# nature of household partner visa



## adim (Aug 9, 2015)

Hi there,

I really need some help with writing in the nature eof household section in the partner visa. 

its asking to write about shared responsibility in the household - do they mean cleaning, cooking, etc etc? and if so, how are you supposed to prove something like that? 

obviously im also writing shared bills, rent, gym memberships etc which i can easily prove this but not sure if the other is relevant as well. 

please help  

thank you 
Adi


----------



## MaryMar (Sep 2, 2013)

Hello Adim,

To me it was more about the domestic arrangements and working together, sharing the work load between, you for example your parnter may cook the dinner and you wash the dishes, you sit down and work out your weekly shopping list and do the grocery shopping together. For us there are jobs we do together at the same time to spend chat time together, jobs we do apart. Hope this helps a little


----------



## adim (Aug 9, 2015)

Hi,

thanks so much yes it helps of course.. but how did you proof this? did you need to provide evidence of you cooking, grocery shopping etc? or you didnt provide evidence for this it was just in your statutory declaration or in the application? 
thanks


----------



## MaryMar (Sep 2, 2013)

No just stated that we share chores, and not take advantage of each other. If you search here under PMV there should be some helpful tips to help you along as google > Nature of the household is evidence that you and your partner share responsibilities within your household. This includes things like living arrangements, housework, joint ownership of your house, joint responsibility for bills, and correspondence addressed to both you and your partner at the same address.

As with all the other sections of the visa application, the circumstances are different for everyone. If you did not own your house (for example, like in our situation we were living with our parents), that is okay. Just include everything that you feel is relevant.
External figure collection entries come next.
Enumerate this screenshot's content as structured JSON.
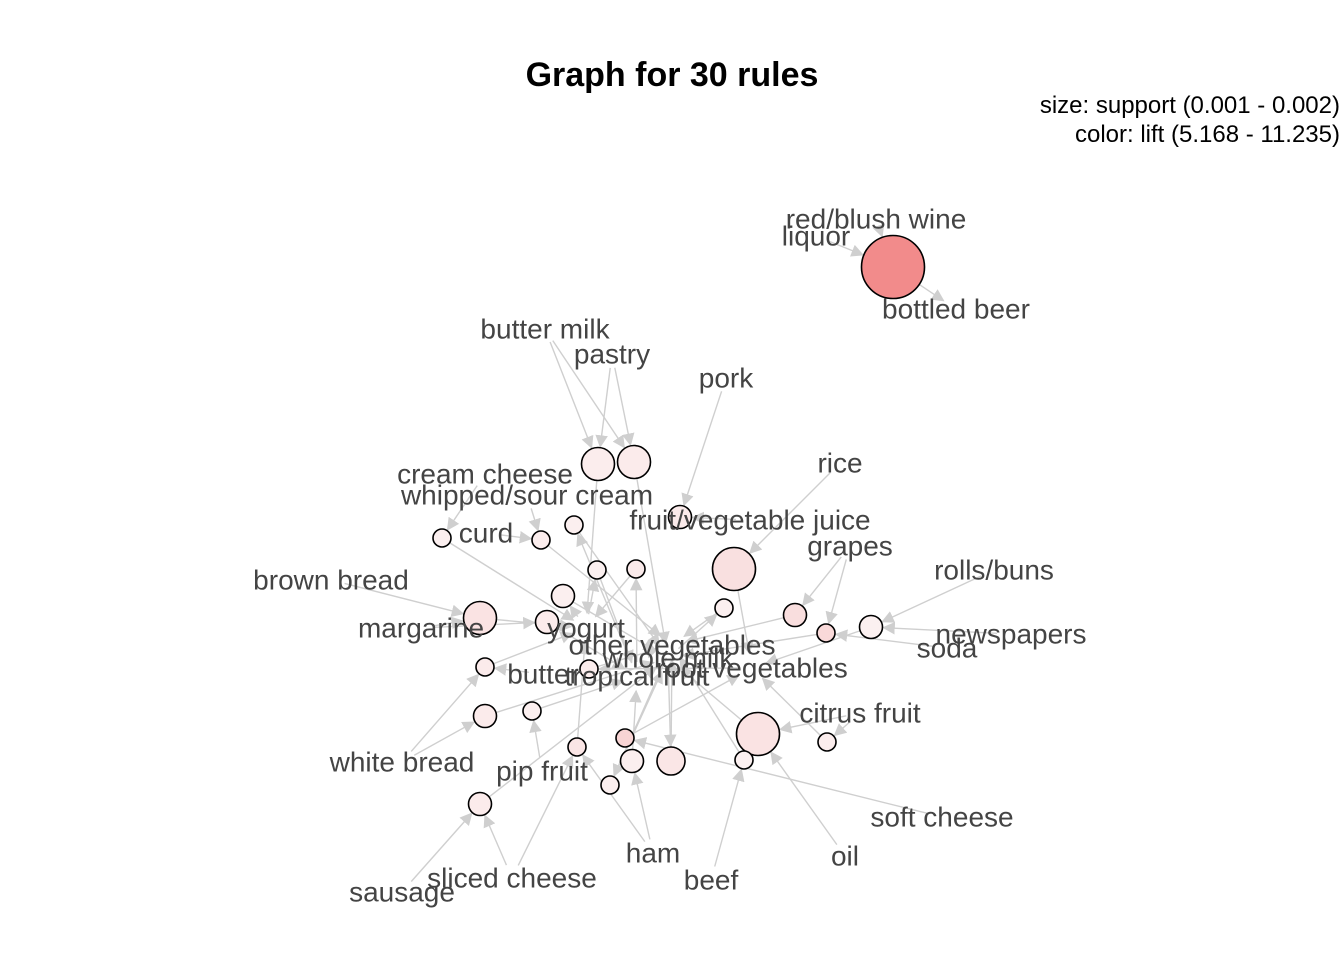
{
  "title": "Graph for 30 rules",
  "legend": {
    "size": "size: support (0.001 - 0.002)",
    "color": "color: lift (5.168 - 11.235)"
  },
  "colors": {
    "lift_low": "#fbf1f1",
    "lift_high": "#f28b8b",
    "edge": "#cfcfcf",
    "label": "#444444"
  },
  "items": [
    {
      "id": "red-blush-wine",
      "label": "red/blush wine"
    },
    {
      "id": "liquor",
      "label": "liquor"
    },
    {
      "id": "bottled-beer",
      "label": "bottled beer"
    },
    {
      "id": "butter-milk",
      "label": "butter milk"
    },
    {
      "id": "pastry",
      "label": "pastry"
    },
    {
      "id": "pork",
      "label": "pork"
    },
    {
      "id": "rice",
      "label": "rice"
    },
    {
      "id": "cream-cheese",
      "label": "cream cheese"
    },
    {
      "id": "whipped-sour-cream",
      "label": "whipped/sour cream"
    },
    {
      "id": "fruit-vegetable-juice",
      "label": "fruit/vegetable juice"
    },
    {
      "id": "curd",
      "label": "curd"
    },
    {
      "id": "grapes",
      "label": "grapes"
    },
    {
      "id": "rolls-buns",
      "label": "rolls/buns"
    },
    {
      "id": "brown-bread",
      "label": "brown bread"
    },
    {
      "id": "newspapers",
      "label": "newspapers"
    },
    {
      "id": "soda",
      "label": "soda"
    },
    {
      "id": "margarine",
      "label": "margarine"
    },
    {
      "id": "yogurt",
      "label": "yogurt"
    },
    {
      "id": "other-vegetables",
      "label": "other vegetables"
    },
    {
      "id": "whole-milk",
      "label": "whole milk"
    },
    {
      "id": "root-vegetables",
      "label": "root vegetables"
    },
    {
      "id": "butter",
      "label": "butter"
    },
    {
      "id": "tropical-fruit",
      "label": "tropical fruit"
    },
    {
      "id": "citrus-fruit",
      "label": "citrus fruit"
    },
    {
      "id": "white-bread",
      "label": "white bread"
    },
    {
      "id": "pip-fruit",
      "label": "pip fruit"
    },
    {
      "id": "soft-cheese",
      "label": "soft cheese"
    },
    {
      "id": "ham",
      "label": "ham"
    },
    {
      "id": "oil",
      "label": "oil"
    },
    {
      "id": "sliced-cheese",
      "label": "sliced cheese"
    },
    {
      "id": "beef",
      "label": "beef"
    },
    {
      "id": "sausage",
      "label": "sausage"
    }
  ],
  "rules": [
    {
      "id": "r1",
      "support": 0.0019,
      "lift": 11.235
    },
    {
      "id": "r2",
      "support": 0.0013,
      "lift": 5.4
    },
    {
      "id": "r3",
      "support": 0.0013,
      "lift": 5.5
    },
    {
      "id": "r4",
      "support": 0.0011,
      "lift": 5.6
    },
    {
      "id": "r5",
      "support": 0.001,
      "lift": 5.3
    },
    {
      "id": "r6",
      "support": 0.001,
      "lift": 5.4
    },
    {
      "id": "r7",
      "support": 0.001,
      "lift": 5.3
    },
    {
      "id": "r8",
      "support": 0.0015,
      "lift": 6.2
    },
    {
      "id": "r9",
      "support": 0.001,
      "lift": 5.2
    },
    {
      "id": "r10",
      "support": 0.001,
      "lift": 5.6
    },
    {
      "id": "r11",
      "support": 0.0011,
      "lift": 6.3
    },
    {
      "id": "r12",
      "support": 0.001,
      "lift": 6.6
    },
    {
      "id": "r13",
      "support": 0.0011,
      "lift": 5.2
    },
    {
      "id": "r14",
      "support": 0.0013,
      "lift": 6.0
    },
    {
      "id": "r15",
      "support": 0.0011,
      "lift": 5.3
    },
    {
      "id": "r16",
      "support": 0.001,
      "lift": 5.3
    },
    {
      "id": "r17",
      "support": 0.0011,
      "lift": 5.5
    },
    {
      "id": "r18",
      "support": 0.001,
      "lift": 5.5
    },
    {
      "id": "r19",
      "support": 0.0011,
      "lift": 5.5
    },
    {
      "id": "r20",
      "support": 0.001,
      "lift": 5.3
    },
    {
      "id": "r21",
      "support": 0.0015,
      "lift": 6.0
    },
    {
      "id": "r22",
      "support": 0.001,
      "lift": 5.4
    },
    {
      "id": "r23",
      "support": 0.001,
      "lift": 5.4
    },
    {
      "id": "r24",
      "support": 0.001,
      "lift": 5.2
    },
    {
      "id": "r25",
      "support": 0.001,
      "lift": 6.9
    },
    {
      "id": "r26",
      "support": 0.0011,
      "lift": 5.5
    },
    {
      "id": "r27",
      "support": 0.001,
      "lift": 5.9
    },
    {
      "id": "r28",
      "support": 0.0012,
      "lift": 5.8
    },
    {
      "id": "r29",
      "support": 0.0011,
      "lift": 5.3
    },
    {
      "id": "r30",
      "support": 0.001,
      "lift": 5.3
    }
  ],
  "edges": [
    [
      "red-blush-wine",
      "r1"
    ],
    [
      "liquor",
      "r1"
    ],
    [
      "r1",
      "bottled-beer"
    ],
    [
      "butter-milk",
      "r2"
    ],
    [
      "pastry",
      "r2"
    ],
    [
      "pastry",
      "r3"
    ],
    [
      "butter-milk",
      "r3"
    ],
    [
      "pork",
      "r4"
    ],
    [
      "rice",
      "r8"
    ],
    [
      "cream-cheese",
      "r5"
    ],
    [
      "whipped-sour-cream",
      "r6"
    ],
    [
      "curd",
      "r6"
    ],
    [
      "fruit-vegetable-juice",
      "r4"
    ],
    [
      "grapes",
      "r11"
    ],
    [
      "grapes",
      "r12"
    ],
    [
      "rolls-buns",
      "r13"
    ],
    [
      "newspapers",
      "r13"
    ],
    [
      "soda",
      "r12"
    ],
    [
      "brown-bread",
      "r14"
    ],
    [
      "margarine",
      "r14"
    ],
    [
      "margarine",
      "r17"
    ],
    [
      "butter",
      "r18"
    ],
    [
      "white-bread",
      "r19"
    ],
    [
      "white-bread",
      "r18"
    ],
    [
      "pip-fruit",
      "r20"
    ],
    [
      "sausage",
      "r26"
    ],
    [
      "sliced-cheese",
      "r26"
    ],
    [
      "sliced-cheese",
      "r27"
    ],
    [
      "ham",
      "r29"
    ],
    [
      "ham",
      "r27"
    ],
    [
      "beef",
      "r24"
    ],
    [
      "oil",
      "r21"
    ],
    [
      "soft-cheese",
      "r25"
    ],
    [
      "citrus-fruit",
      "r21"
    ],
    [
      "r2",
      "yogurt"
    ],
    [
      "r3",
      "whole-milk"
    ],
    [
      "r5",
      "yogurt"
    ],
    [
      "r6",
      "other-vegetables"
    ],
    [
      "r7",
      "whole-milk"
    ],
    [
      "r8",
      "root-vegetables"
    ],
    [
      "r9",
      "tropical-fruit"
    ],
    [
      "r10",
      "yogurt"
    ],
    [
      "r11",
      "other-vegetables"
    ],
    [
      "r12",
      "whole-milk"
    ],
    [
      "r13",
      "root-vegetables"
    ],
    [
      "r14",
      "yogurt"
    ],
    [
      "r15",
      "whole-milk"
    ],
    [
      "r16",
      "other-vegetables"
    ],
    [
      "r17",
      "tropical-fruit"
    ],
    [
      "r18",
      "yogurt"
    ],
    [
      "r19",
      "whole-milk"
    ],
    [
      "r20",
      "tropical-fruit"
    ],
    [
      "r21",
      "whole-milk"
    ],
    [
      "r22",
      "other-vegetables"
    ],
    [
      "r23",
      "root-vegetables"
    ],
    [
      "r24",
      "other-vegetables"
    ],
    [
      "r25",
      "root-vegetables"
    ],
    [
      "r26",
      "whole-milk"
    ],
    [
      "r27",
      "yogurt"
    ],
    [
      "r28",
      "other-vegetables"
    ],
    [
      "r29",
      "tropical-fruit"
    ],
    [
      "r30",
      "whole-milk"
    ],
    [
      "yogurt",
      "r9"
    ],
    [
      "tropical-fruit",
      "r10"
    ],
    [
      "whole-milk",
      "r28"
    ],
    [
      "other-vegetables",
      "r30"
    ],
    [
      "root-vegetables",
      "r22"
    ],
    [
      "citrus-fruit",
      "r23"
    ],
    [
      "yogurt",
      "r15"
    ],
    [
      "whole-milk",
      "r16"
    ],
    [
      "tropical-fruit",
      "r7"
    ]
  ]
}
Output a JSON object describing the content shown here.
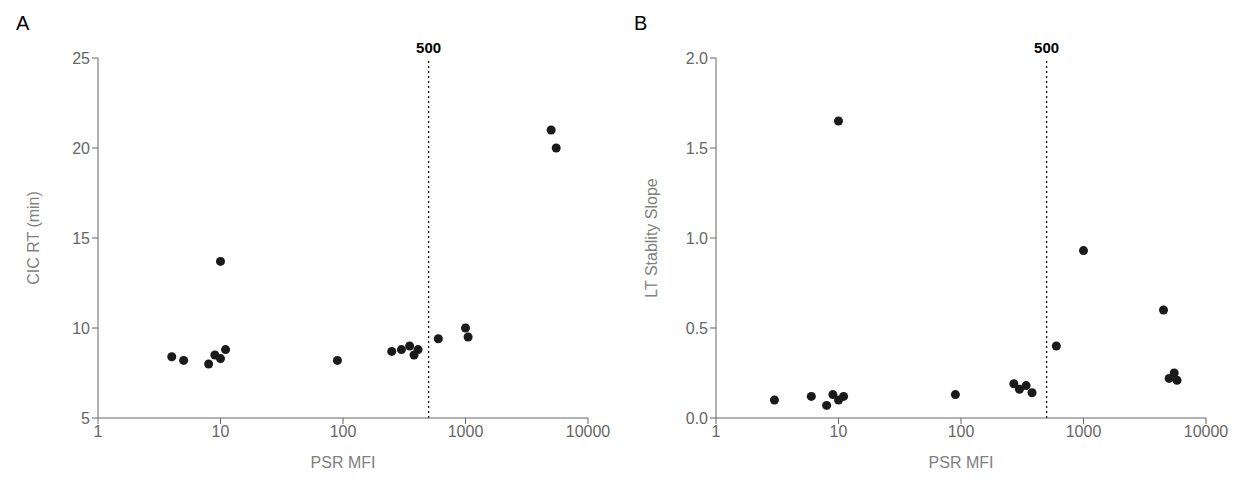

This can be simple things like letters from friends, as long as the letters have both your names on them.


----------



## MaryMar (Sep 2, 2013)

click this link too cheers 
http://www.australiaforum.com/visas...partner-visa-820-801-online-applications.html

https://immigrationptyltd.wordpress.com/tag/partner-household-evidence/


----------



## adim (Aug 9, 2015)

Thank you so much for you help! this is very very helpful


----------



## MaryMar (Sep 2, 2013)

you welcome, its a daunting process, just pace it and research it and do it right


----------